Анисимов хохочет, но все же выдергивает конверт с мандатами.
-- Держите, товарищ профессор! Там в третьем классе митинг затеяли о Красной армии... Меньшевичек нашелся. Я... Ничего, ничего, не отстану... Я скажу, чтоб поезд на пол-часика задержали, ничего...
Профессор греет руки у печки.
-- Я хотел бы слышать об'яснение ваших странных слов или, вернее, одного слова. Что значит -- "Вы меня выбрали", Дава-Дорчжи?..
Монголы равняют солому, женщина уходит в угол. Солдаты сходятся в кучу и что-то слушают. Профессор начинает различать их лица, на них какой-то синий налет. Дава-Дорчжи машет им пальцем, они в ряд садятся на корточки.
-- У нас впереди много времени, гражданин профессор, и для об'яснений и для благочестивых или иных размышлений... Да будут затканы драконами ваши мысли, Виталий Витальевич...
Оратор, говоривший раньше товарища Анисимова, занял времени пятнадцать минут. Не мог же товарищ Анисимов в течение пятнадцати минут, оставшихся ему, раз'яснить: и роль коммунистической партии в международной революции, и роль Красной армии в русской революции, и необычайные принципы ее организации. Если задержать поезд, -- нельзя прерывать речь, нужно в корень разгромить меньшевистский аргумент, сам же комендант станции задержать не догадается. И товарищ Анисимов громил в продолжение сорока пяти минут меньшевиков, правых эс-эров и белогвардейцев.
Поезд тем временем ушел...
В теплушке, у соснового ящика с Буддой молились монголы. Дава-Дорчжи, распластав перед Буддой руки, читал восхваления:
-- Преклоняю колена с выражением чрезвычайных почестей по трем основаниям перед своим высочайшим ламою, ведение которого не имеет границ, и даже пылинки, поднимаемые ногами его, являются украшением для чела многих мудрецов... Молитвенно слагаю свои ладони, разбрасываю хвалебные цветы перед обладающим могуществом десяти сил, Драгоценностью нежных ногтей которого украшены короны ста тэнгриев. Благословенно...

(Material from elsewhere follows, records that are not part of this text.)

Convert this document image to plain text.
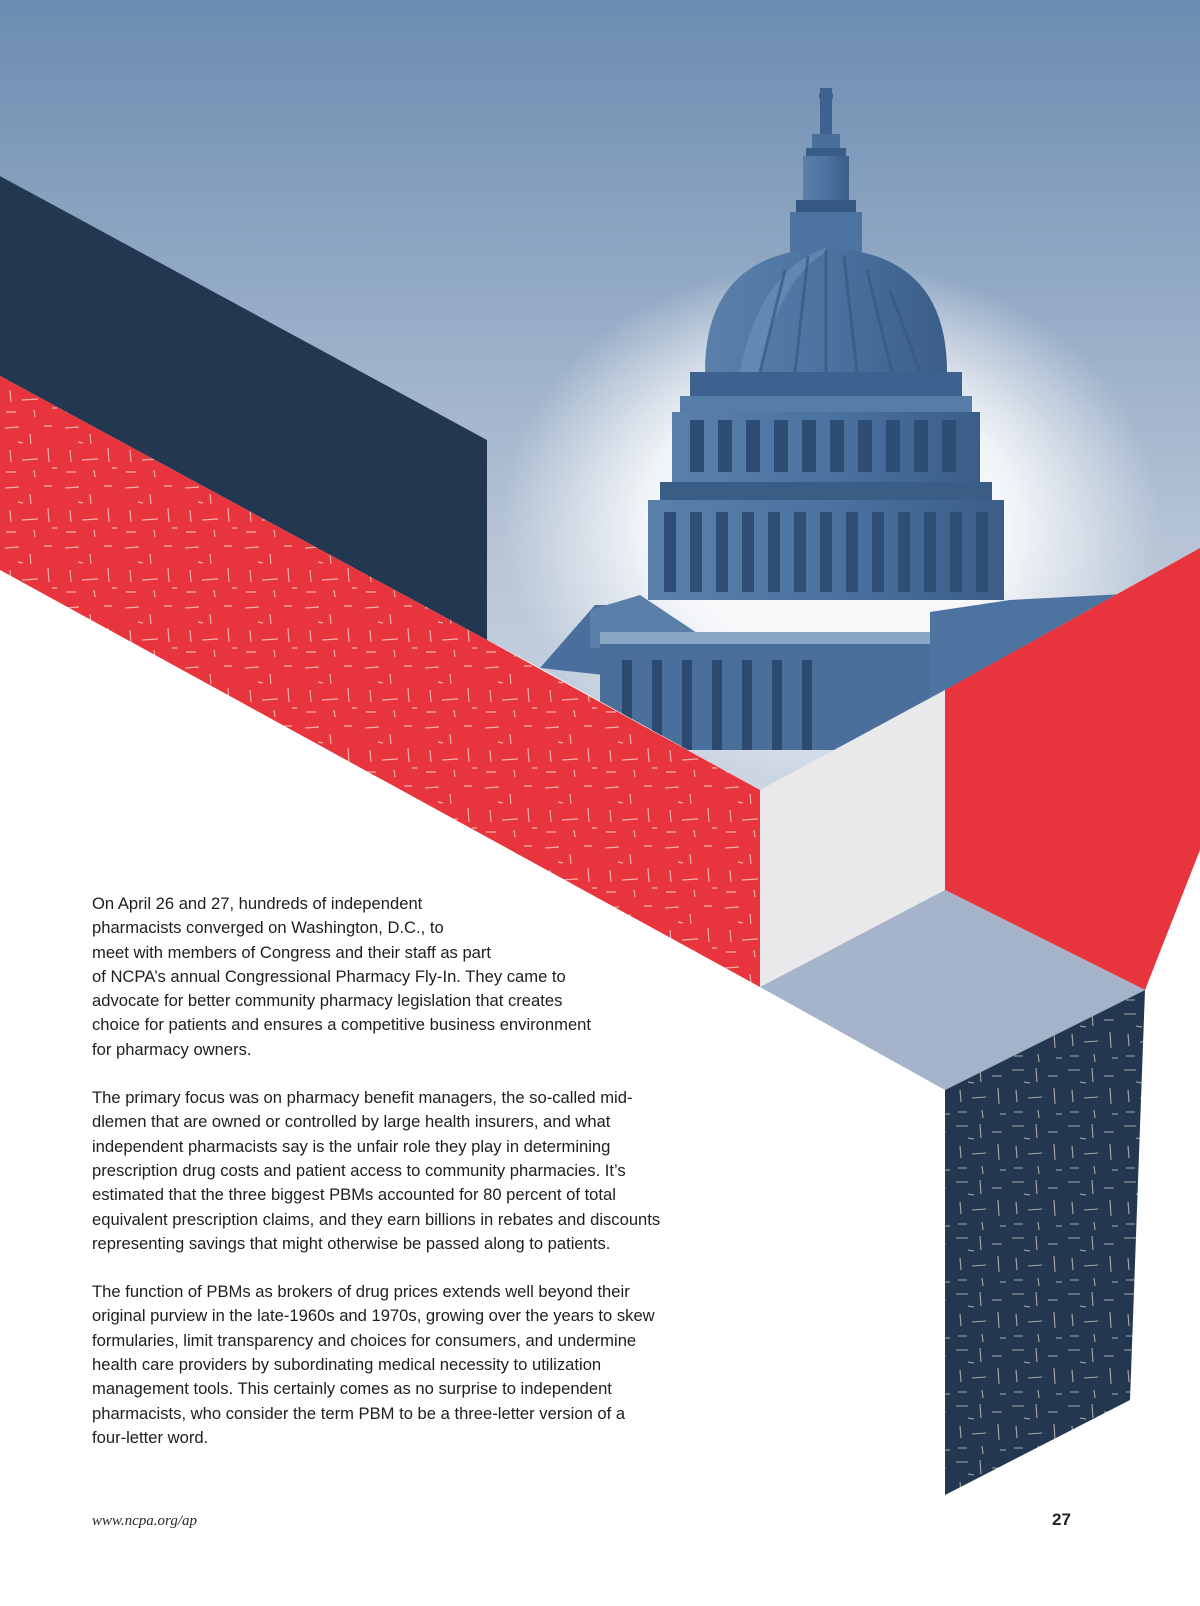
On April 26 and 27, hundreds of independent
pharmacists converged on Washington, D.C., to
meet with members of Congress and their staff as part
of NCPA’s annual Congressional Pharmacy Fly-In. They came to
advocate for better community pharmacy legislation that creates
choice for patients and ensures a competitive business environment
for pharmacy owners.

The primary focus was on pharmacy benefit managers, the so-called mid-
dlemen that are owned or controlled by large health insurers, and what
independent pharmacists say is the unfair role they play in determining
prescription drug costs and patient access to community pharmacies. It’s
estimated that the three biggest PBMs accounted for 80 percent of total
equivalent prescription claims, and they earn billions in rebates and discounts
representing savings that might otherwise be passed along to patients.

The function of PBMs as brokers of drug prices extends well beyond their
original purview in the late-1960s and 1970s, growing over the years to skew
formularies, limit transparency and choices for consumers, and undermine
health care providers by subordinating medical necessity to utilization
management tools. This certainly comes as no surprise to independent
pharmacists, who consider the term PBM to be a three-letter version of a
four-letter word.

www.ncpa.org/ap	27
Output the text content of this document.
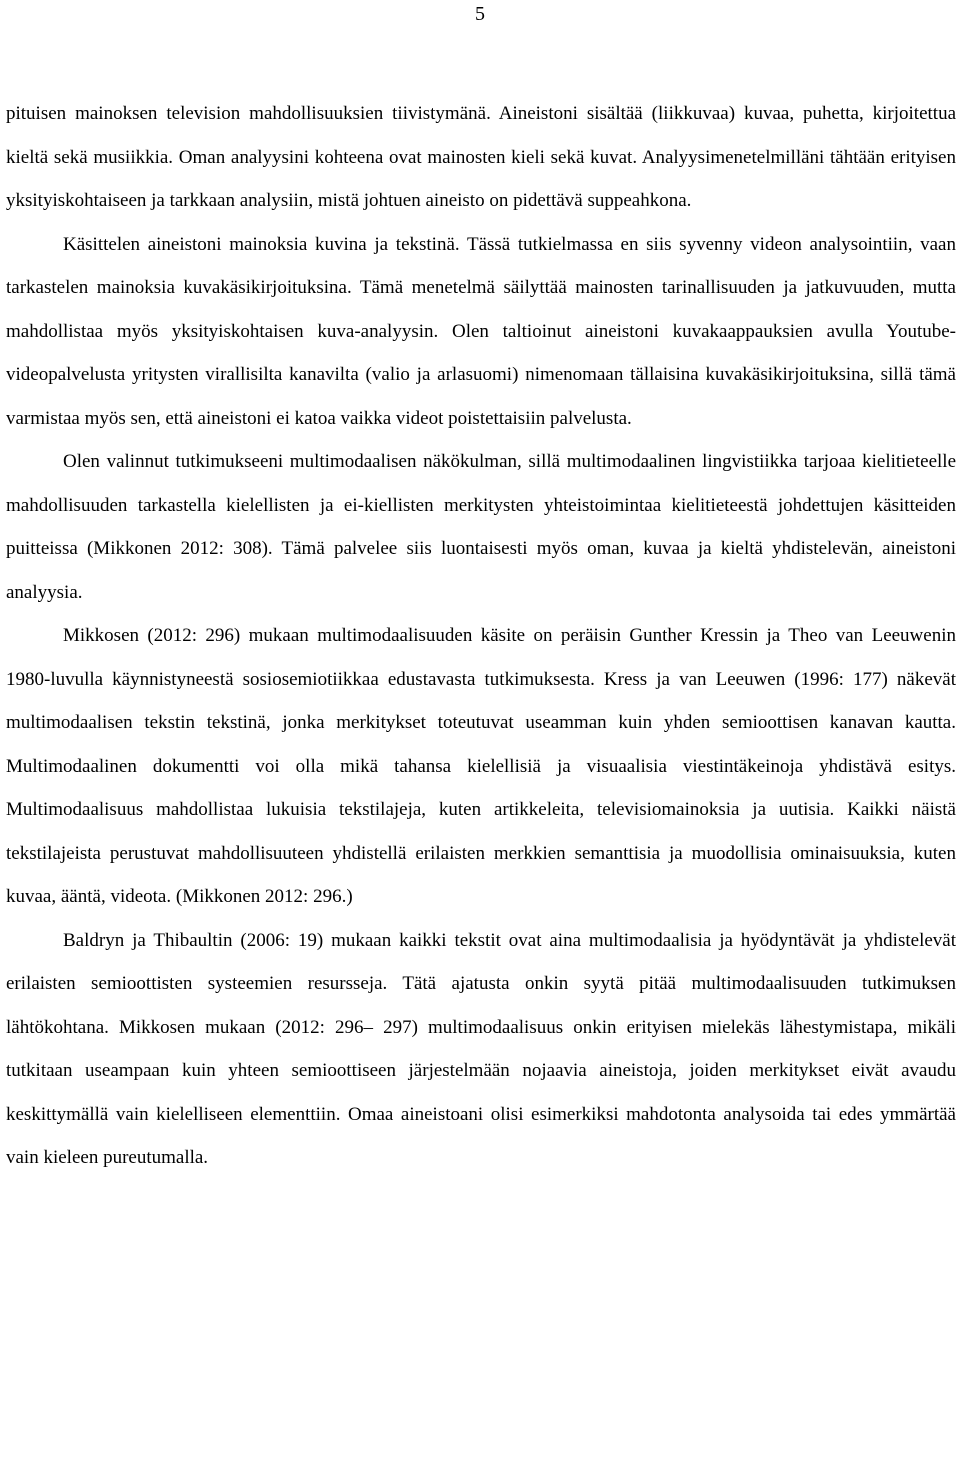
5

pituisen mainoksen television mahdollisuuksien tiivistymänä. Aineistoni sisältää (liikkuvaa) kuvaa, puhetta, kirjoitettua kieltä sekä musiikkia. Oman analyysini kohteena ovat mainosten kieli sekä kuvat. Analyysimenetelmilläni tähtään erityisen yksityiskohtaiseen ja tarkkaan analysiin, mistä johtuen aineisto on pidettävä suppeahkona.

Käsittelen aineistoni mainoksia kuvina ja tekstinä. Tässä tutkielmassa en siis syvenny videon analysointiin, vaan tarkastelen mainoksia kuvakäsikirjoituksina. Tämä menetelmä säilyttää mainosten tarinallisuuden ja jatkuvuuden, mutta mahdollistaa myös yksityiskohtaisen kuva-analyysin. Olen taltioinut aineistoni kuvakaappauksien avulla Youtube-videopalvelusta yritysten virallisilta kanavilta (valio ja arlasuomi) nimenomaan tällaisina kuvakäsikirjoituksina, sillä tämä varmistaa myös sen, että aineistoni ei katoa vaikka videot poistettaisiin palvelusta.

Olen valinnut tutkimukseeni multimodaalisen näkökulman, sillä multimodaalinen lingvistiikka tarjoaa kielitieteelle mahdollisuuden tarkastella kielellisten ja ei-kiellisten merkitysten yhteistoimintaa kielitieteestä johdettujen käsitteiden puitteissa (Mikkonen 2012: 308). Tämä palvelee siis luontaisesti myös oman, kuvaa ja kieltä yhdistelevän, aineistoni analyysia.

Mikkosen (2012: 296) mukaan multimodaalisuuden käsite on peräisin Gunther Kressin ja Theo van Leeuwenin 1980-luvulla käynnistyneestä sosiosemiotiikkaa edustavasta tutkimuksesta. Kress ja van Leeuwen (1996: 177) näkevät multimodaalisen tekstin tekstinä, jonka merkitykset toteutuvat useamman kuin yhden semioottisen kanavan kautta. Multimodaalinen dokumentti voi olla mikä tahansa kielellisiä ja visuaalisia viestintäkeinoja yhdistävä esitys. Multimodaalisuus mahdollistaa lukuisia tekstilajeja, kuten artikkeleita, televisiomainoksia ja uutisia. Kaikki näistä tekstilajeista perustuvat mahdollisuuteen yhdistellä erilaisten merkkien semanttisia ja muodollisia ominaisuuksia, kuten kuvaa, ääntä, videota. (Mikkonen 2012: 296.)

Baldryn ja Thibaultin (2006: 19) mukaan kaikki tekstit ovat aina multimodaalisia ja hyödyntävät ja yhdistelevät erilaisten semioottisten systeemien resursseja. Tätä ajatusta onkin syytä pitää multimodaalisuuden tutkimuksen lähtökohtana. Mikkosen mukaan (2012: 296– 297) multimodaalisuus onkin erityisen mielekäs lähestymistapa, mikäli tutkitaan useampaan kuin yhteen semioottiseen järjestelmään nojaavia aineistoja, joiden merkitykset eivät avaudu keskittymällä vain kielelliseen elementtiin. Omaa aineistoani olisi esimerkiksi mahdotonta analysoida tai edes ymmärtää vain kieleen pureutumalla.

Профессор лежит у печки, накрывшись одеялом. Ломит шею -должно-быть, продуло, когда тащил багаж. "На ближайшей остановке надо выменять шарф", думает он. Но книг нет, на что он будет менять? Солома под его пальцами мягкая и приятная, как масло.
Глава III.
Мундиры итальянцев и французов, павлиньи хвосты, а также разговор о клозете великого князя Сергея Михайловича.
Мысль живет ранее кисти.
Очарование пребывает вне картины.
Подобно звуку, гнездящемуся в струне -
Подобно дымке, делающейся туманом.
(Ху-Ан-Юе -- "Категория картин".)
Снаружи, на дверях, профессор крупно мелом написал: "Вход воспрещается. Служебная народного комиссара просвещения". Все же солдаты заглядывали и спрашивали: "Нельзя ли, товарищ, доехать". Дава-Дорчжи говорил: "Груз сопровождаем, -- проходи".
Весь день в теплушке монголы пьют чай. На станциях кипяток захватывают ведрами, и женщина один за другим подогревает чайники. За чаем они говорят о скоте, о лекарствах и религии. Иногда, зевая, Дава-Дорчжи ложится на спину и медленно, точно вдевая в иголку нитку, переводит профессору разговоры солдат. Часто они что-то продают, торгуются, хулят и хвалят продаваемое и сговариваются пожатием пальцев, при чем один опускает рукав, а другой всовывает туда руку. Пожав тайно пальцы, -сговорившись, -- монголы опять пьют чай.
Вначале профессор записывает разговоры, мысли, встречи, но бумагу он теряет и, прикрыв ноги одеялом, целыми днями сидит перед печью. Ночью на станциях солдаты воруют дрова, доски, какие-то шпалы. Станции забиты поездами. Звенят, напрягаясь, линии рельс. Теплушки забиты солдатами, женщинами, мешочниками. Со звоном, визгом и гулом проносится это все мимо. Иногда теплушку ставят в тупик, и она днями стоит там, пока ее в ночь не прицепят.